Sedangkan mazhab Hanafi mengatakan bahwa mahar itu paling tidak sama dengan
tiga dirham. Para ulama Maliki berkata bahwa mahar itu boleh suatu benda
tertentu seperti seekor hewan yang jinak, dengan melihat dahulu atau dengan
menjelaskannya, umpama kuda ini atau seekor kuda tertentu seperti kuda Arab
atau boleh pula berupa sejumlah uang tertentu seperti yang telah disebutkan
terdahulu.[17]
Para fuqaha membagi maskawin itu dalam dua macam yaitu mahar mitsil dan mahar
musamma.

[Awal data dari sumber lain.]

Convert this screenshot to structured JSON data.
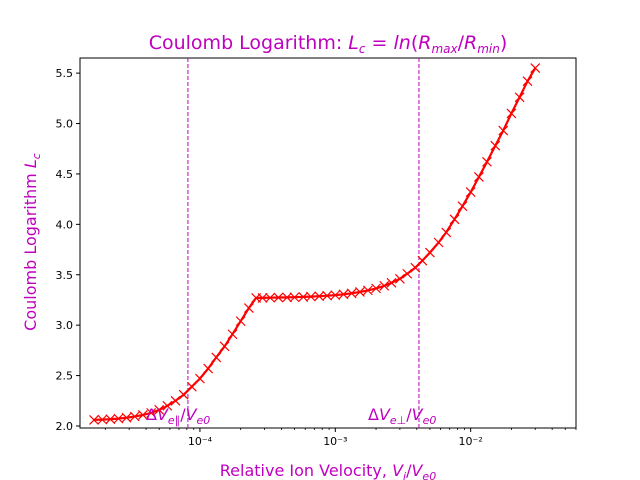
{
  "chart_data": {
    "type": "line",
    "title": "Coulomb Logarithm: L_c = ln(R_max/R_min)",
    "xlabel": "Relative Ion Velocity, V_i/V_e0",
    "ylabel": "Coulomb Logarithm L_c",
    "xscale": "log",
    "xlim": [
      1.3e-05,
      0.06
    ],
    "ylim": [
      1.98,
      5.65
    ],
    "x_ticks": [
      {
        "value": 0.0001,
        "label": "10⁻⁴"
      },
      {
        "value": 0.001,
        "label": "10⁻³"
      },
      {
        "value": 0.01,
        "label": "10⁻²"
      }
    ],
    "y_ticks": [
      {
        "value": 2.0,
        "label": "2.0"
      },
      {
        "value": 2.5,
        "label": "2.5"
      },
      {
        "value": 3.0,
        "label": "3.0"
      },
      {
        "value": 3.5,
        "label": "3.5"
      },
      {
        "value": 4.0,
        "label": "4.0"
      },
      {
        "value": 4.5,
        "label": "4.5"
      },
      {
        "value": 5.0,
        "label": "5.0"
      },
      {
        "value": 5.5,
        "label": "5.5"
      }
    ],
    "grid": false,
    "marker": "x",
    "series_color": "#ff0000",
    "accent_color": "#bf00bf",
    "vlines": [
      {
        "x": 8.15e-05,
        "label": "ΔV_e∥/V_e0"
      },
      {
        "x": 0.00415,
        "label": "ΔV_e⊥/V_e0"
      }
    ],
    "series": [
      {
        "points": [
          [
            1.65e-05,
            2.06
          ],
          [
            1.9e-05,
            2.063
          ],
          [
            2.18e-05,
            2.067
          ],
          [
            2.5e-05,
            2.073
          ],
          [
            2.87e-05,
            2.082
          ],
          [
            3.3e-05,
            2.094
          ],
          [
            3.79e-05,
            2.11
          ],
          [
            4.36e-05,
            2.13
          ],
          [
            5e-05,
            2.16
          ],
          [
            5.74e-05,
            2.2
          ],
          [
            6.6e-05,
            2.25
          ],
          [
            7.58e-05,
            2.31
          ],
          [
            8.71e-05,
            2.39
          ],
          [
            0.0001,
            2.47
          ],
          [
            0.000115,
            2.57
          ],
          [
            0.000132,
            2.68
          ],
          [
            0.000152,
            2.79
          ],
          [
            0.000174,
            2.91
          ],
          [
            0.0002,
            3.04
          ],
          [
            0.00023,
            3.17
          ],
          [
            0.00026,
            3.27
          ],
          [
            0.00029,
            3.27
          ],
          [
            0.00033,
            3.272
          ],
          [
            0.00038,
            3.274
          ],
          [
            0.00044,
            3.275
          ],
          [
            0.0005,
            3.277
          ],
          [
            0.00058,
            3.28
          ],
          [
            0.00066,
            3.283
          ],
          [
            0.00076,
            3.287
          ],
          [
            0.00087,
            3.292
          ],
          [
            0.001,
            3.298
          ],
          [
            0.00115,
            3.306
          ],
          [
            0.00132,
            3.316
          ],
          [
            0.00152,
            3.33
          ],
          [
            0.00174,
            3.345
          ],
          [
            0.002,
            3.365
          ],
          [
            0.0023,
            3.39
          ],
          [
            0.0026,
            3.42
          ],
          [
            0.003,
            3.46
          ],
          [
            0.0034,
            3.51
          ],
          [
            0.0039,
            3.57
          ],
          [
            0.0044,
            3.64
          ],
          [
            0.005,
            3.72
          ],
          [
            0.0058,
            3.82
          ],
          [
            0.0066,
            3.92
          ],
          [
            0.0076,
            4.05
          ],
          [
            0.0087,
            4.18
          ],
          [
            0.01,
            4.32
          ],
          [
            0.0115,
            4.47
          ],
          [
            0.0132,
            4.62
          ],
          [
            0.0152,
            4.78
          ],
          [
            0.0174,
            4.93
          ],
          [
            0.02,
            5.1
          ],
          [
            0.023,
            5.26
          ],
          [
            0.0263,
            5.42
          ],
          [
            0.03,
            5.55
          ]
        ]
      }
    ]
  }
}
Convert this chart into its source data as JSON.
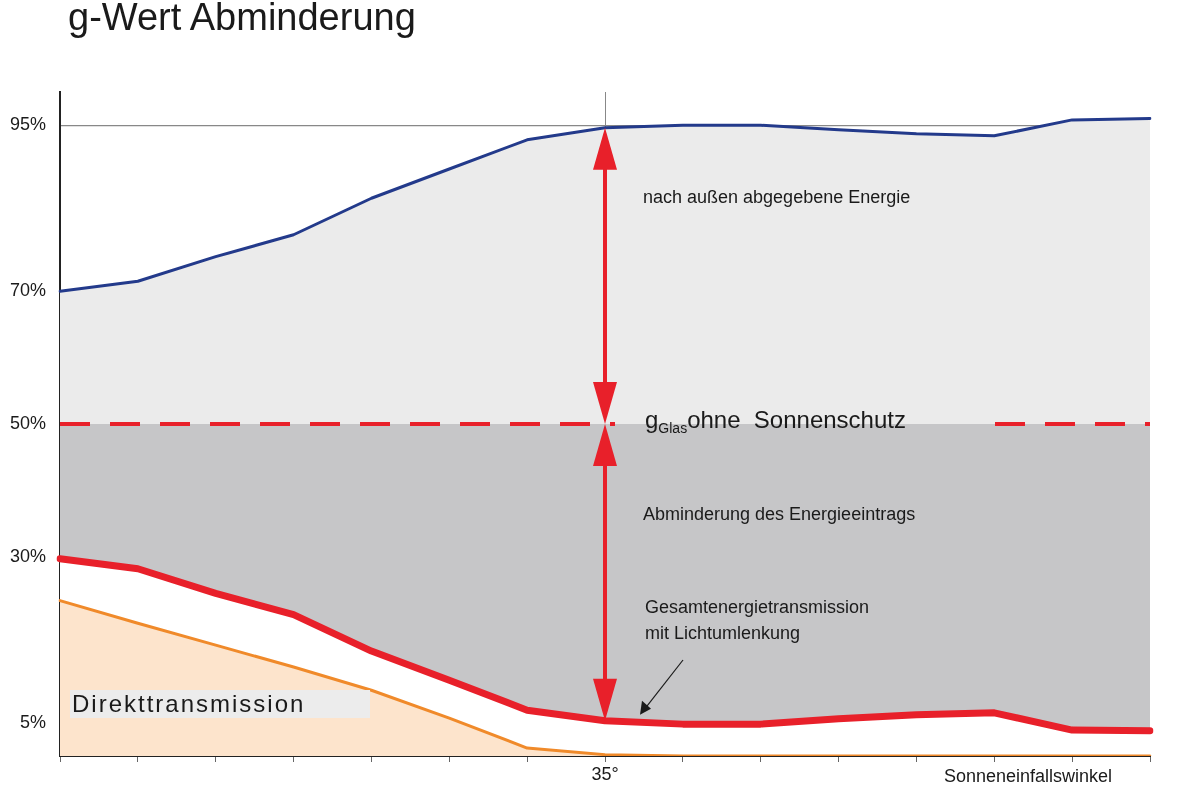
{
  "chart_data": {
    "type": "area",
    "title": "g-Wert Abminderung",
    "xlabel": "Sonneneinfallswinkel",
    "categories": [
      null,
      null,
      null,
      null,
      null,
      null,
      null,
      "35°",
      null,
      null,
      null,
      null,
      null,
      null,
      null
    ],
    "series": [
      {
        "type": "area",
        "color": "#233a8b",
        "values": [
          70,
          71.5,
          75.2,
          78.5,
          84,
          88.4,
          92.8,
          94.6,
          95,
          95,
          94.3,
          93.7,
          93.4,
          95.8,
          96
        ]
      },
      {
        "type": "area",
        "color": "#e8202a",
        "values": [
          29.7,
          28.2,
          24.5,
          21.3,
          15.8,
          11.4,
          6.9,
          5.3,
          4.8,
          4.8,
          5.6,
          6.2,
          6.5,
          3.9,
          3.8
        ]
      },
      {
        "type": "area",
        "color": "#f08a2a",
        "values": [
          23.4,
          20,
          16.7,
          13.4,
          9.9,
          5.7,
          1.2,
          0.2,
          0,
          0,
          0,
          0,
          0,
          0,
          0
        ]
      }
    ],
    "ylim": [
      0,
      100
    ],
    "yticks": [
      {
        "value": 5,
        "label": "5%"
      },
      {
        "value": 30,
        "label": "30%"
      },
      {
        "value": 50,
        "label": "50%"
      },
      {
        "value": 70,
        "label": "70%"
      },
      {
        "value": 95,
        "label": "95%"
      }
    ],
    "grid": true,
    "legend": false,
    "bands": [
      {
        "axis": "y",
        "from": 0,
        "to": 50,
        "color": "#c6c6c8"
      }
    ],
    "ref_lines": [
      {
        "axis": "y",
        "value": 50,
        "label": "g$_{Glas}$ohne  Sonnenschutz",
        "color": "#e8202a",
        "line_style": "dashed"
      }
    ],
    "annotations": [
      "nach außen abgegebene Energie",
      "Abminderung des Energieeintrags",
      "Gesamtenergietransmission\nmit Lichtumlenkung",
      "Direkttransmission"
    ]
  }
}
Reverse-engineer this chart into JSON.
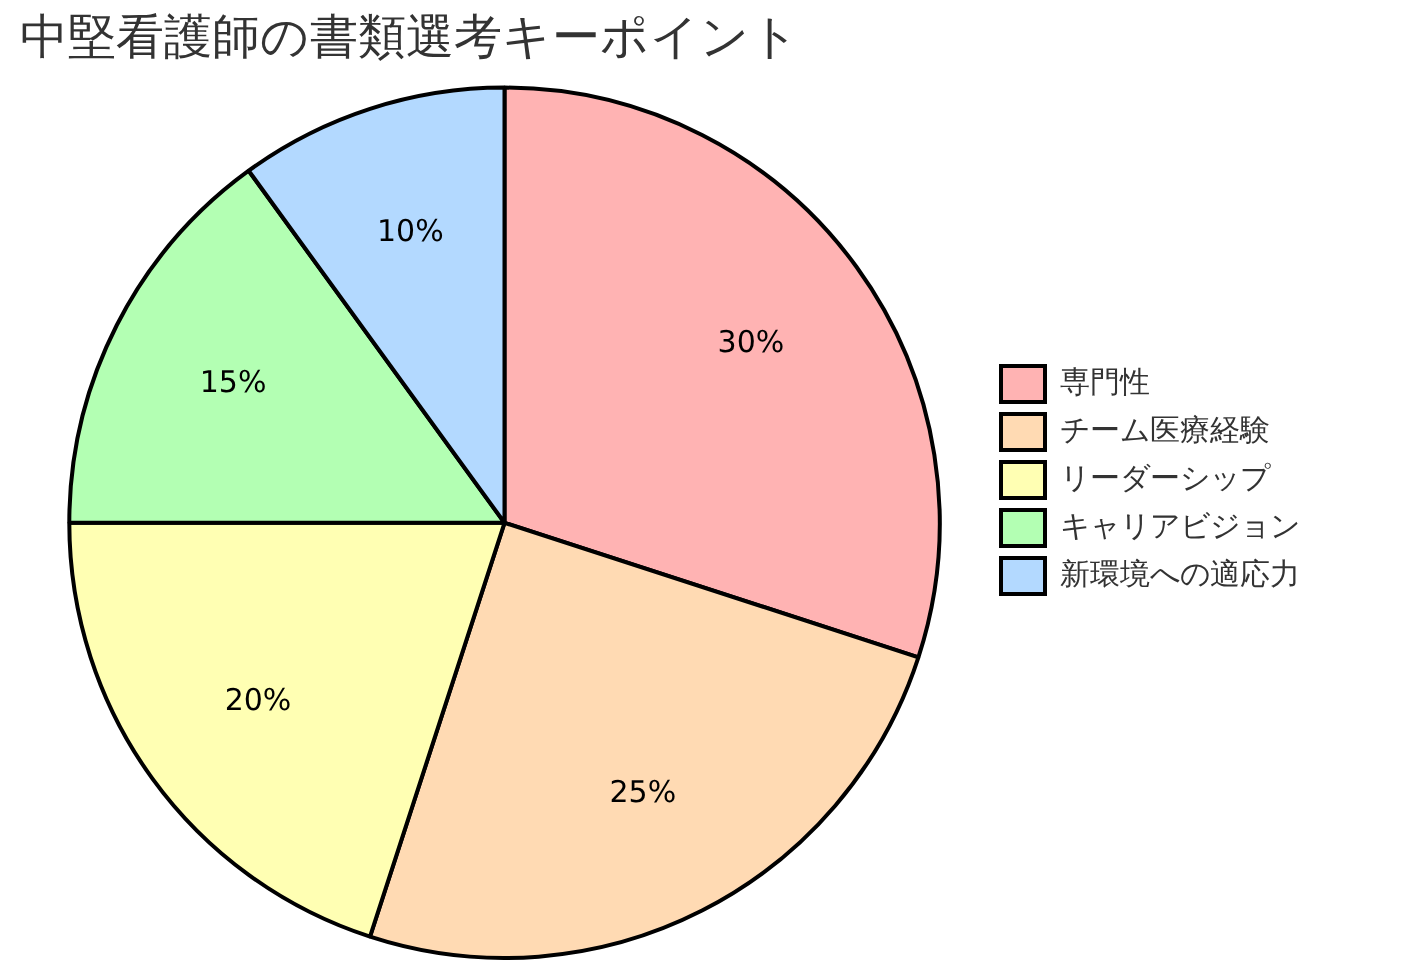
{
  "chart_data": {
    "type": "pie",
    "title": "中堅看護師の書類選考キーポイント",
    "categories": [
      "専門性",
      "チーム医療経験",
      "リーダーシップ",
      "キャリアビジョン",
      "新環境への適応力"
    ],
    "values": [
      30,
      25,
      20,
      15,
      10
    ],
    "colors": [
      "#ffb3b3",
      "#ffdab3",
      "#ffffb3",
      "#b3ffb3",
      "#b3d9ff"
    ],
    "value_labels": [
      "30%",
      "25%",
      "20%",
      "15%",
      "10%"
    ],
    "legend": "right"
  }
}
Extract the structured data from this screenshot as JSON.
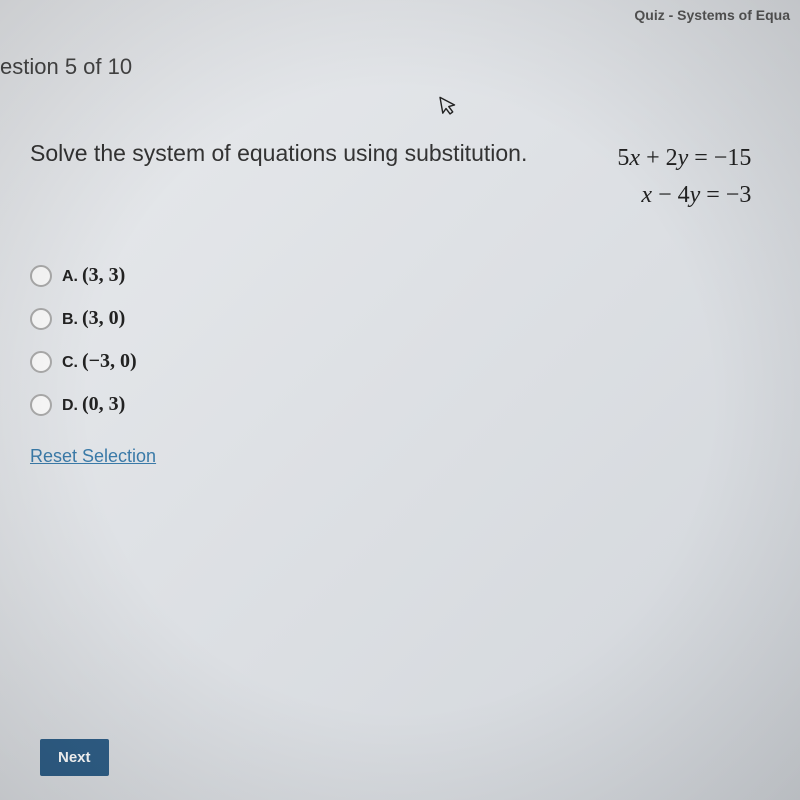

Mahar mitsil ialah mahar yang diukur menurut kebiasaan jumlah mahar
pada pihak keluarga wanita seperti ukuran mahar untuk kerabat-kerabat wanita
misalnya sebesar mahar saudara-saudaranya, bibinya dan lain-lain. Sedangkan
mahar musamma adalah jumhar mahar yang disebutkan di waktu aqad menurut
persetujuan calon suami isteri dan keluarga. Mahar musamma itu boleh kontan dan
boleh ditangguhkan, tetapi kalau terjadi dhukul hakiki (persetubuhan) mahar
musamma itu harus dibayar seluruhya.[18]
Syafi’I, Hanafi dan
Hambali sepakat bahwa perkawinan itu tidak sah tanpa adanya saksi, Hanafi
memandang cukup dengan hadirnya dua orang laki-laki atau seorang laki-laki
dengan dua orang perempuan, tanpa diisyaratkan harus adil. Namun mereka
berpendapat bahwa kesaksian kaum wanita saja tanpa laki-laki dinyatakan tidak
sah. syafi’i dan Hambali berpendapat bahwa perkawinan harus dengan dua saksi laki-laki,
muslim dan adil. Sedangkan Maliki mengatakan saksi hukumnya tidak wajib dalam
akad, tetapi wajib untuk percampuran suami terhadap isterinya. Kalau akad
dilakukan tanpa seorang saksi pun akad dipandang sah, tetapi bila suami
bermaksud mencampuri isteri, dia harus mendatangkan dua orang saksi. Apabila
dia mencampuri isterinya tanpa ada saksi, akadnya harus dibatalkan secara
paksa, dan pembatalan akad ini sama kedudukannya dengan talak bai’in. sedangkan
Imamiyah berpendapat bahwa kesaksian dalam perkawinan hukumnya adalah istihbab,
dianjurkan dan bukan merupakan kewajiban.[19]
C. Analisa Hadis
Seluruh mazhab
sependapat bahwa akad dengan menggunakan bahasa non-arab adalah sah bila yang
bersangkutan tidak bisa melakukannya dalam bahasa arab. Akan tetapi terdapat
perbedaan pendapat apabila dia bisa melakukannya. Hanafi, Maliki, dan hambali
menyatakan sah, sedangkan Syafi’I memandangnya tidak sah, demikian pula mazhab
Imamiyah. Imamiyah, Hambali dan Syafi’I berpendapat akad dengan tulisan tidak
sah. Hanafi menyatakannya sah manakala orang yang dilamar dan melamar tidak
berada di satu tempat (yang sama). Semua mazhab sependapat bahwa orang bisu
cukup dengan memberikan isyarat secara jelas yang menunjukkan maksud nikah,
manakala dia tidak pandai menulis. Sedangkan mahar merupakan suatu pemberian
dalam perkawinan dari mempelai lelaki kepada mempelai perempuan dan khusus
menjadi harta miliknya sendiri. Pembayaran mahar oleh pihak suami sebaiknya
sesuai dengan permintaan si isteri, karena dilah yang menjadi pemilik harta
tersebut dalam perkawinannya, meskipun sebelum ia tak memiliki hak apapun.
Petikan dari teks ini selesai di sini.